One of France's leading "novelists of film" is 73-year-old director Jacques Rivette, whose work began with the New Wave of filmmakers in the 1950s. Rivette frequently gives his work loose structures, stately paces and running times of up to four hours. His newest, Va Savoir, lasts a comparatively brisk two-and-a-half hours and finds time for wise observations about love and constancy along the way.
Va Savoir traces a romantic roundelay among French and Italian sophisticates, centered around a production of a stage play. Ugo (Sergio Castellitto) acts, directs and leads a cash-strapped theater troupe's production of a Pirandello play in Italian.
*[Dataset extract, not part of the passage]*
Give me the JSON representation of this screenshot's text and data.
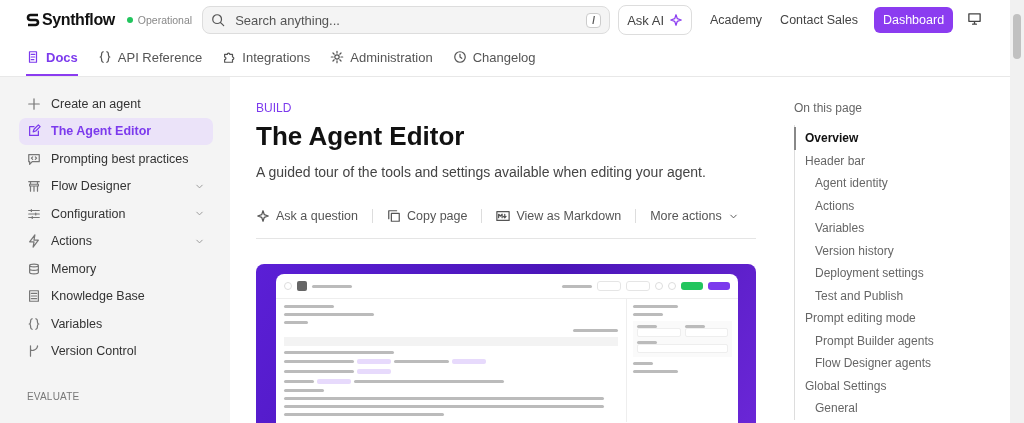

His lover and leading lady Camille (lanky Jeanne Balibar) momentarily freezes up on opening night, revealing that she's wrestling not just with stage fright but terror, fear and a quintessentially French kind of tristesse.
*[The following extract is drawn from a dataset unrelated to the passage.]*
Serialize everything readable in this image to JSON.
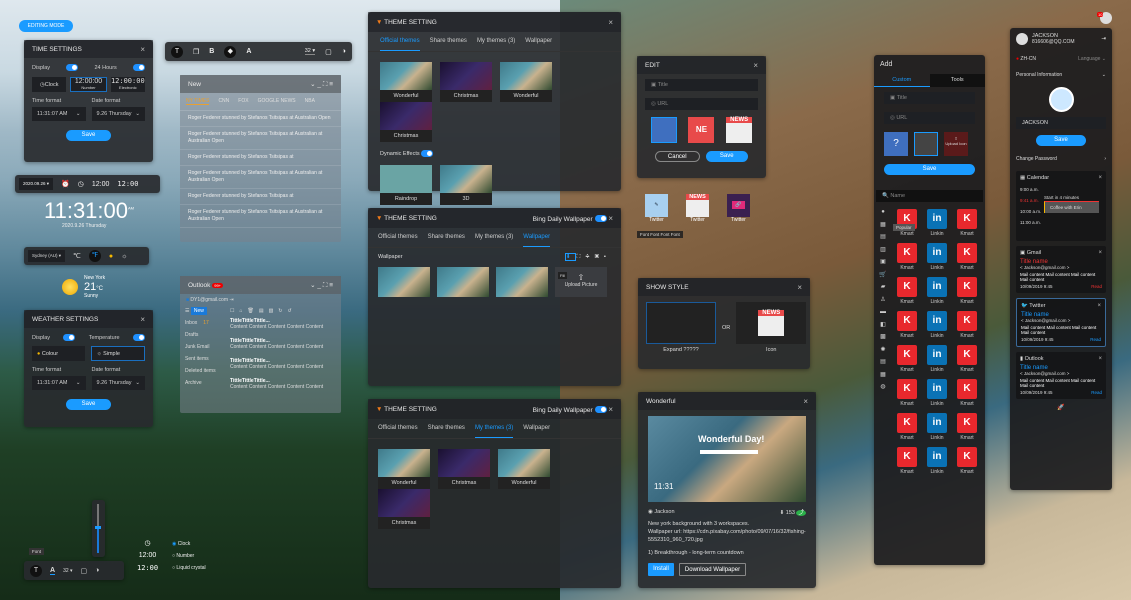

We gradually learn that despite her relationship with Ugo, Camille has unresolved feelings for her ex, Pierre (Jacques Bonnaffe), an academic who is writing a revealingly titled thesis called "Heidegger: The Jealous One." Meanwhile, Ugo's quest for a lost, legendary play manuscript leads him to a private French library, where nubile Dominique (Helene De Fougerolles) is all too eager to lend him a hand.
Va Savoir finds revived attractions between Camille and Pierre, freshly kindled ones between Ugo and Dominique and adds a third couple into the mix. Unbeknownst to the others, Pierre's fiancee Sonia (Marianne Basler) is having an affair with Dominique's shady half-brother Arthur (Bruno Todeschini). The Pirandello play occasionally acts as a Greek chorus to the action, with more drama going on at Ugo and Camille's hotel and dressing rooms than on the stage itself.
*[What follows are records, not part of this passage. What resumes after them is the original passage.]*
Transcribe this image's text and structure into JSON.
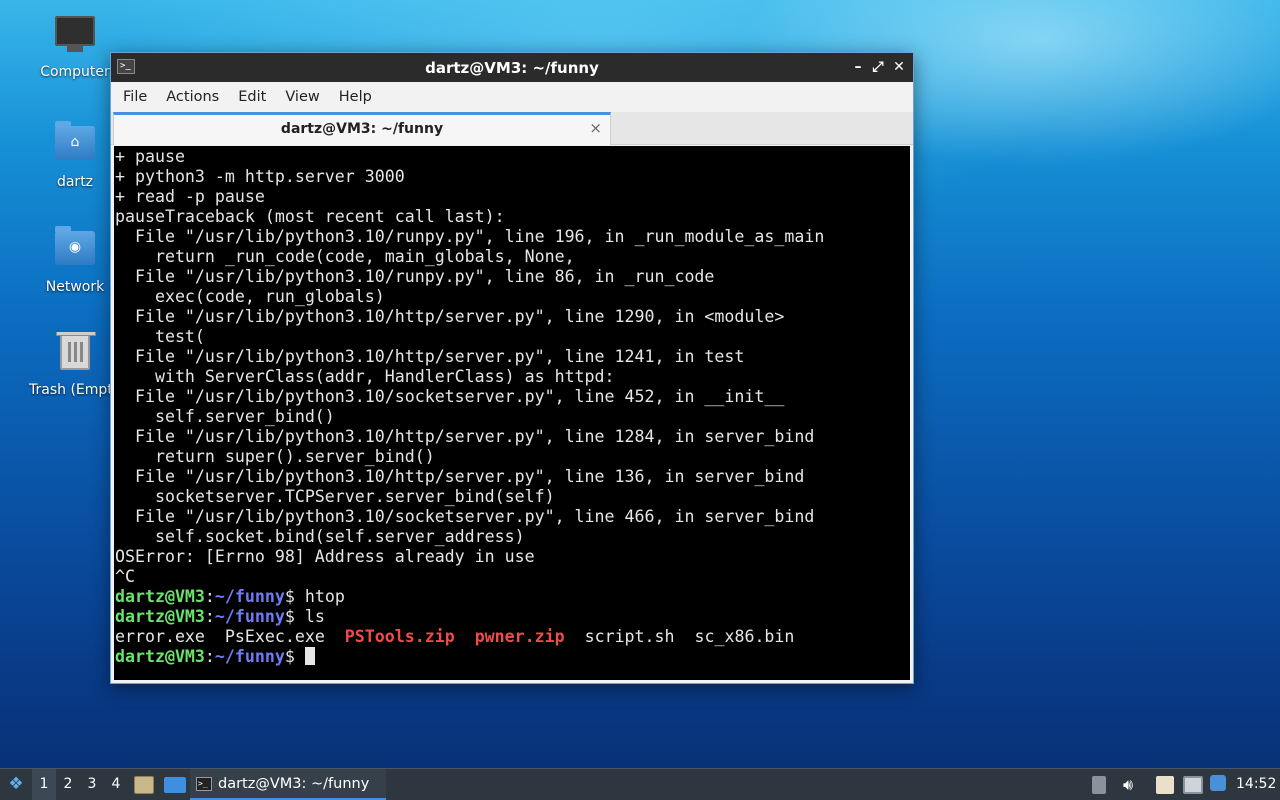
{
  "desktop": {
    "icons": [
      {
        "label": "Computer",
        "icon": "computer-icon"
      },
      {
        "label": "dartz",
        "icon": "home-folder-icon"
      },
      {
        "label": "Network",
        "icon": "network-folder-icon"
      },
      {
        "label": "Trash (Empty)",
        "icon": "trash-icon"
      }
    ]
  },
  "window": {
    "title": "dartz@VM3: ~/funny",
    "menu": [
      "File",
      "Actions",
      "Edit",
      "View",
      "Help"
    ],
    "tab": {
      "label": "dartz@VM3: ~/funny",
      "close": "×"
    },
    "controls": {
      "minimize": "–",
      "maximize": "⤢",
      "close": "✕"
    }
  },
  "terminal": {
    "lines": [
      "+ pause",
      "+ python3 -m http.server 3000",
      "+ read -p pause",
      "pauseTraceback (most recent call last):",
      "  File \"/usr/lib/python3.10/runpy.py\", line 196, in _run_module_as_main",
      "    return _run_code(code, main_globals, None,",
      "  File \"/usr/lib/python3.10/runpy.py\", line 86, in _run_code",
      "    exec(code, run_globals)",
      "  File \"/usr/lib/python3.10/http/server.py\", line 1290, in <module>",
      "    test(",
      "  File \"/usr/lib/python3.10/http/server.py\", line 1241, in test",
      "    with ServerClass(addr, HandlerClass) as httpd:",
      "  File \"/usr/lib/python3.10/socketserver.py\", line 452, in __init__",
      "    self.server_bind()",
      "  File \"/usr/lib/python3.10/http/server.py\", line 1284, in server_bind",
      "    return super().server_bind()",
      "  File \"/usr/lib/python3.10/http/server.py\", line 136, in server_bind",
      "    socketserver.TCPServer.server_bind(self)",
      "  File \"/usr/lib/python3.10/socketserver.py\", line 466, in server_bind",
      "    self.socket.bind(self.server_address)",
      "OSError: [Errno 98] Address already in use",
      "^C"
    ],
    "prompt_user": "dartz@VM3",
    "prompt_sep": ":",
    "prompt_path": "~/funny",
    "prompt_sym": "$",
    "commands": [
      " htop",
      " ls"
    ],
    "ls_files": [
      {
        "name": "error.exe",
        "highlight": false
      },
      {
        "name": "PsExec.exe",
        "highlight": false
      },
      {
        "name": "PSTools.zip",
        "highlight": true
      },
      {
        "name": "pwner.zip",
        "highlight": true
      },
      {
        "name": "script.sh",
        "highlight": false
      },
      {
        "name": "sc_x86.bin",
        "highlight": false
      }
    ]
  },
  "taskbar": {
    "workspaces": [
      "1",
      "2",
      "3",
      "4"
    ],
    "active_task": "dartz@VM3: ~/funny",
    "clock": "14:52"
  }
}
The script by Pascal Bonitzer, Christine Laurent and Rivette freely acknowledges the contradictions of love, as when Ugo and Camille grow jealous of the other, even as they flirt with others. Early on, Bonnaffe gives little outward indication that Pierre pines for Camille, but he keeps their first meeting a secret from Sonia. During an awkward dinner party, Ugo and Pierre trade pointed remarks, like rival animals in a mating scene, seeking to establish and challenge each other's territory.
As in films like La Belle Noiseuse (only without that film's epic-length nude scenes), Rivette lovingly regards his female characters in their light dresses, without leering at them. He especially gives Balibar room to explore Camille's neurotic heart, and during nervous moments backstage she says contradictory things to herself, reminiscent of the "I can't go on, I'll go on" speeches of Beckett characters.
Va Savoir keeps its emotions largely in proportion to real life, providing almost no soundtrack, close-ups or "funny ha-ha" moments to manipulate or tickle you. Frequently framing characters against bookcases, the first half doggedly maintains an agreeable calm, providing the kind of film experience more meant to mellow you out than stimulate you.
As the film progresses, though, the story takes melodramatic turns in its soft-spoken way. One lover impulsively locks another in a closet, requiring her to escape over rooftops. A plot point involves the counterfeiting and theft of a valuable ring. Two angry swains participate in a "duel" involving two bottles of vodka and a catwalk high above the stage. At first these touches seem strangely out of place, especially with Arthur painted as a sticky-fingered villain.
Gradually we begin to realize that Rivette is taking a page from Pirandello, who frequently blurred the line between reality and the artifice of the stage. Va Savoir's thoughtfully acted, melancholy comedy gradually becomes something more overtly theatrical. By the end, you may wonder why the film makes such a transformation, and the most apt answer may lie in the title's translation: "Who knows?"